Fig.7 Visual display of performance of different feature embedding for 3D moderate mAP

2.3.4 Different number of points in voxel

In Table 5, we investigate the setting of the number of points (T) in a voxel. The best performance is achieved whenTis set to be 5. When the number of points is bigger, the detection performance drops significantly. Therefore, the model may be influenced by the extra noise, lowering the model’s performance. The visual results are shown in Fig.8.

Table 5 Comparison of performances of different number of points in voxel for 3D mAP

Fig.8 Visual display of performance of different number of points in voxel for 3D moderate mAP

3 Conclusions

Transformer has shown huge power in NLP field and has made process in 2D computer vision tasks.
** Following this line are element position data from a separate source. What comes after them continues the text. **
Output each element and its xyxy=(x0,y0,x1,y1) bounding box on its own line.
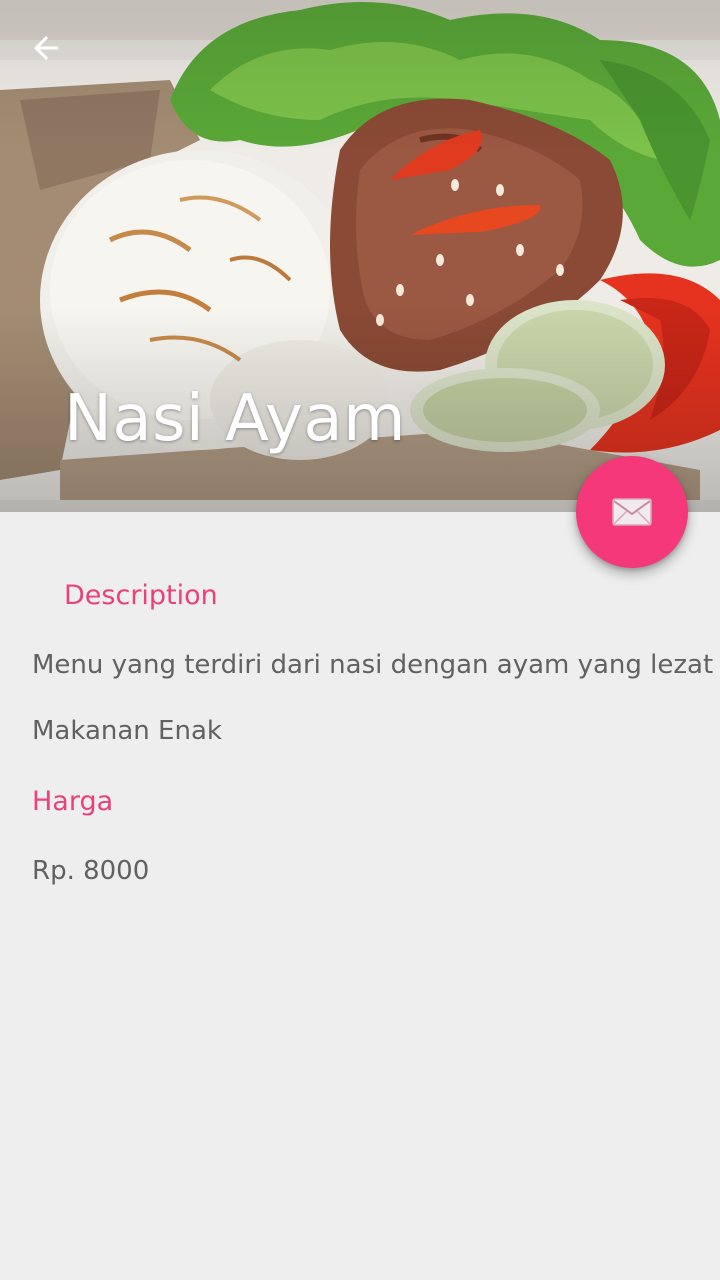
category-text: Makanan Enak xyxy=(32,716,222,746)
description-text: Menu yang terdiri dari nasi dengan ayam … xyxy=(32,650,714,680)
send-message-button[interactable] xyxy=(576,456,688,568)
hero-image: Nasi Ayam xyxy=(0,0,720,512)
price-text: Rp. 8000 xyxy=(32,856,150,886)
arrow-left-icon xyxy=(34,36,58,60)
back-button[interactable] xyxy=(28,30,84,86)
description-heading: Description xyxy=(64,580,218,611)
envelope-icon xyxy=(612,498,652,526)
page-title: Nasi Ayam xyxy=(64,382,406,456)
price-heading: Harga xyxy=(32,786,114,817)
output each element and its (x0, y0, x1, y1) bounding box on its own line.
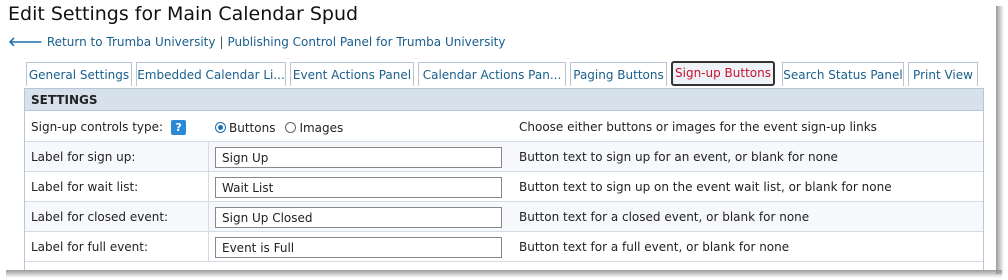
signup-label-input[interactable] (215, 147, 502, 168)
images-radio-label[interactable]: Images (299, 121, 343, 135)
full-event-description: Button text for a full event, or blank f… (519, 240, 790, 254)
settings-page: Edit Settings for Main Calendar Spud 🡐 Re… (0, 0, 996, 270)
waitlist-description: Button text to sign up on the event wait… (519, 180, 892, 194)
controls-type-description: Choose either buttons or images for the … (519, 120, 877, 134)
question-icon[interactable]: ? (171, 120, 187, 135)
signup-label-row: Label for sign up: Button text to sign u… (25, 142, 983, 172)
tab-signup-buttons[interactable]: Sign-up Buttons (671, 61, 775, 86)
return-link[interactable]: Return to Trumba University (47, 35, 216, 49)
breadcrumb: 🡐 Return to Trumba University | Publishing … (8, 34, 505, 50)
page-shadow (6, 270, 1002, 278)
section-header: SETTINGS (25, 89, 983, 111)
controls-type-row: Sign-up controls type:? Buttons Images Ch… (25, 112, 983, 142)
tab-search-status-panel[interactable]: Search Status Panel (782, 62, 904, 86)
column-divider (208, 142, 209, 171)
full-event-label-row: Label for full event: Button text for a … (25, 232, 983, 262)
full-event-label-input[interactable] (215, 237, 502, 258)
closed-event-label-row: Label for closed event: Button text for … (25, 202, 983, 232)
settings-panel: SETTINGS Sign-up controls type:? Buttons… (24, 88, 984, 270)
controls-type-radio-group: Buttons Images (215, 112, 353, 142)
page-shadow (996, 6, 1004, 274)
breadcrumb-separator: | (219, 35, 224, 49)
signup-description: Button text to sign up for an event, or … (519, 150, 838, 164)
buttons-radio[interactable] (215, 122, 226, 133)
waitlist-label-input[interactable] (215, 177, 502, 198)
controls-type-label-wrap: Sign-up controls type:? (31, 112, 187, 142)
waitlist-label-row: Label for wait list: Button text to sign… (25, 172, 983, 202)
control-panel-link[interactable]: Publishing Control Panel for Trumba Univ… (228, 35, 506, 49)
signup-label: Label for sign up: (31, 150, 136, 164)
column-divider (208, 202, 209, 231)
column-divider (208, 232, 209, 261)
closed-event-description: Button text for a closed event, or blank… (519, 210, 810, 224)
tab-general-settings[interactable]: General Settings (26, 62, 132, 86)
settings-tabs: General Settings Embedded Calendar Li...… (26, 61, 986, 89)
column-divider (208, 172, 209, 201)
tab-event-actions-panel[interactable]: Event Actions Panel (290, 62, 414, 86)
images-radio[interactable] (285, 122, 297, 133)
tab-calendar-actions-panel[interactable]: Calendar Actions Pan... (418, 62, 566, 86)
page-title: Edit Settings for Main Calendar Spud (8, 3, 359, 25)
closed-event-label: Label for closed event: (31, 210, 169, 224)
waitlist-label: Label for wait list: (31, 180, 139, 194)
controls-type-label: Sign-up controls type: (31, 120, 164, 134)
tab-embedded-calendar-links[interactable]: Embedded Calendar Li... (136, 62, 286, 86)
full-event-label: Label for full event: (31, 240, 149, 254)
buttons-radio-label[interactable]: Buttons (229, 121, 275, 135)
tab-print-view[interactable]: Print View (908, 62, 978, 86)
left-arrow-icon[interactable]: 🡐 (8, 35, 43, 50)
tab-paging-buttons[interactable]: Paging Buttons (570, 62, 667, 86)
closed-event-label-input[interactable] (215, 207, 502, 228)
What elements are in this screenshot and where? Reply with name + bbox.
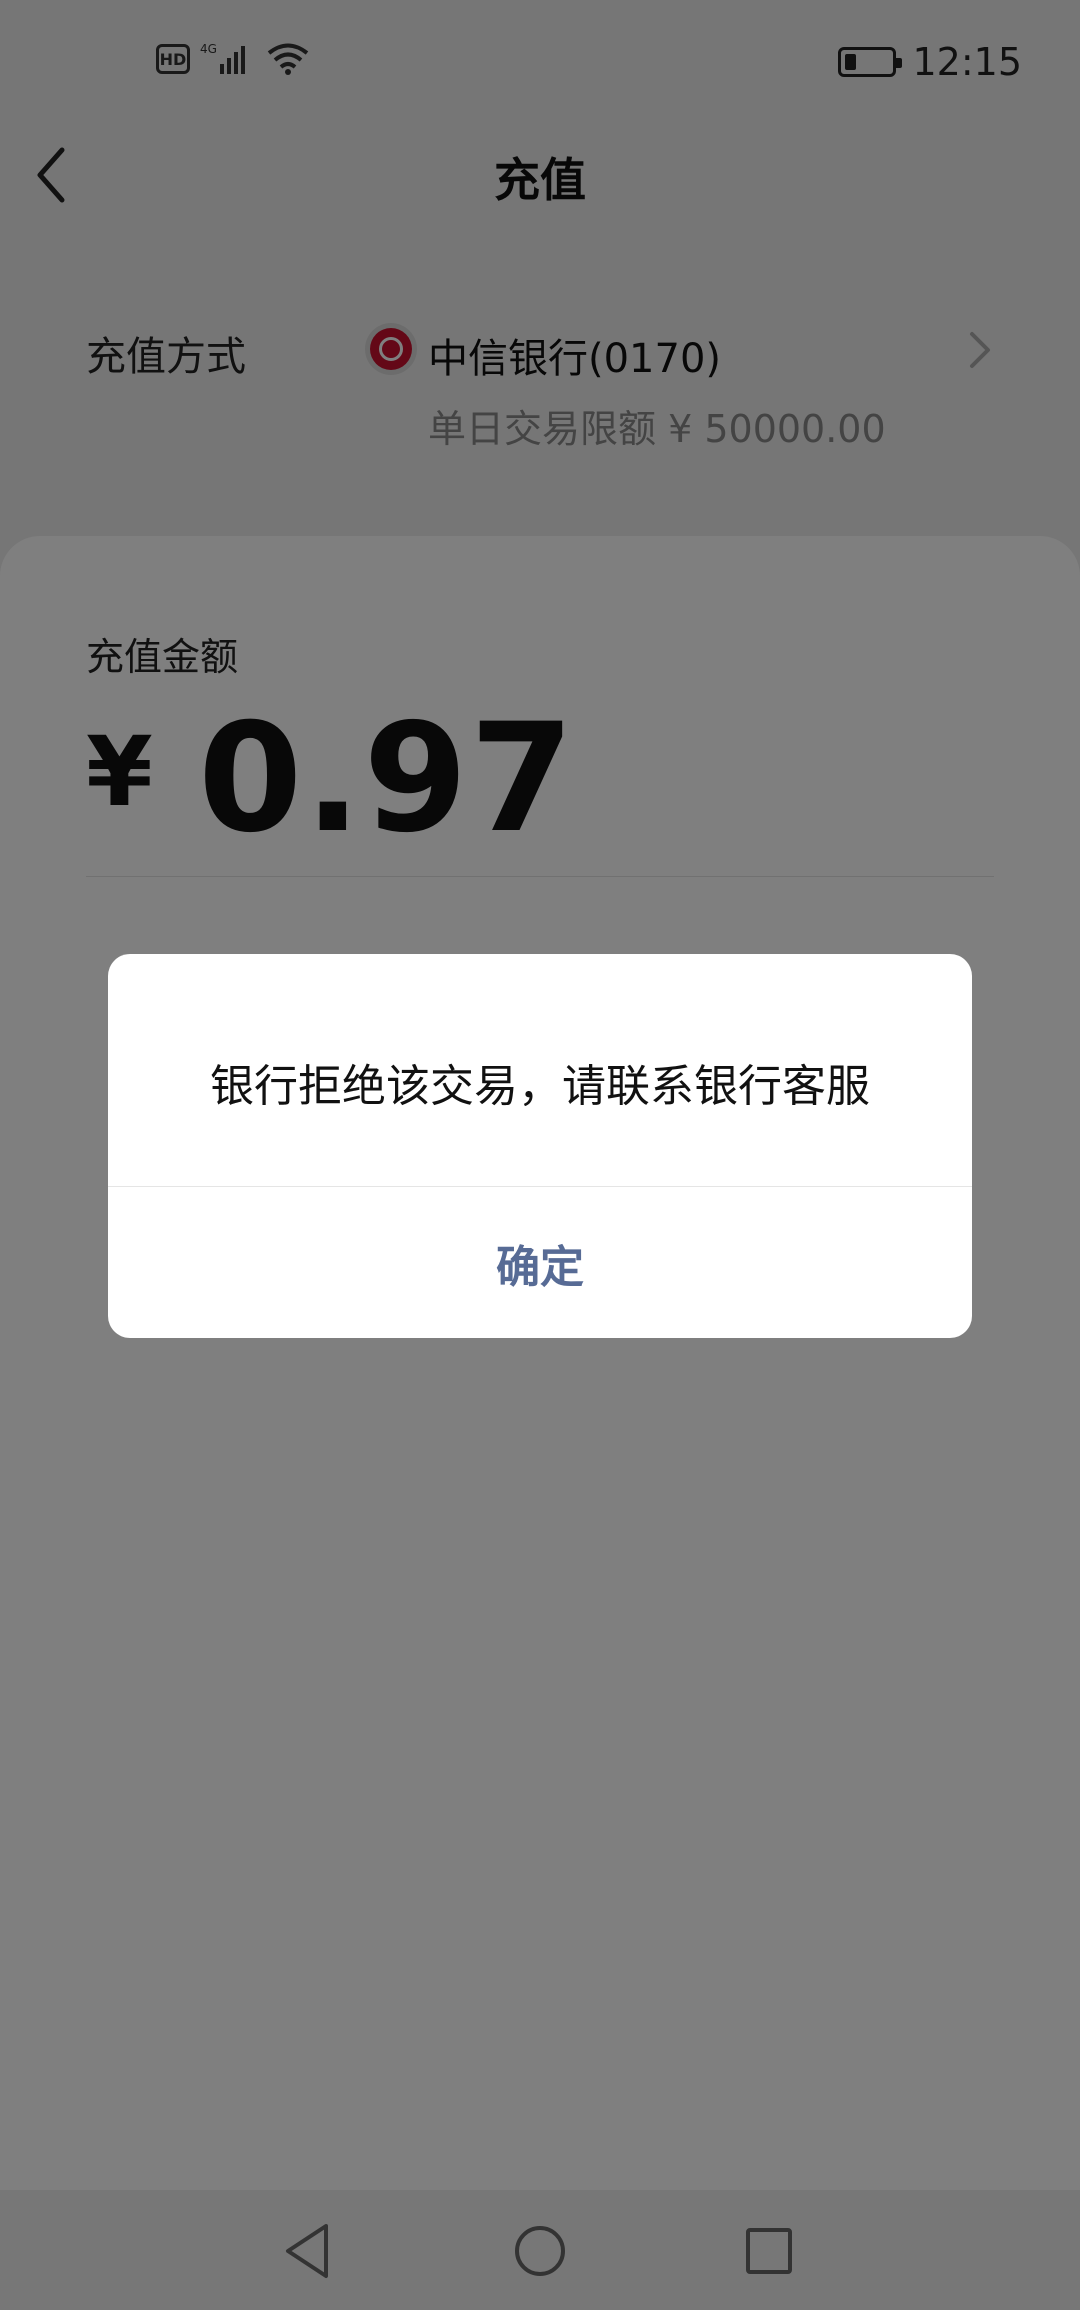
navigation-bar bbox=[0, 2190, 1080, 2310]
dialog-message: 银行拒绝该交易，请联系银行客服 bbox=[210, 1061, 870, 1112]
triangle-back-icon[interactable] bbox=[274, 2216, 344, 2286]
square-recents-icon[interactable] bbox=[734, 2216, 804, 2286]
alert-dialog: 银行拒绝该交易，请联系银行客服 确定 bbox=[108, 954, 972, 1338]
confirm-button[interactable]: 确定 bbox=[108, 1187, 972, 1338]
circle-home-icon[interactable] bbox=[505, 2216, 575, 2286]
Inspired by this huge success, we investigate the permutation invariance of 3D points cloud and adapt the Transformer to point cloud processing. It eliminates the defect of ignoring the spatial relationship and context between points in PointNet-based methods. We first propose feature embedding to encode the point feature and position information jointly. Then we design a voxel feature layer based on the core part self-attention of Transformer to extract global and robust context of a voxel according to the spatial relationship and context information exchange between all points within the voxel. Based on the voxel feature layer, we construct a novel general and robust voxel feature learning with Transformer framework for 3D object detection. Specially, the VFT can be plugged into other voxel-based networks and serves as the backbone for voxel feature extractor. Two versions of the detection network we have implemented achieve better performance compared with baseline.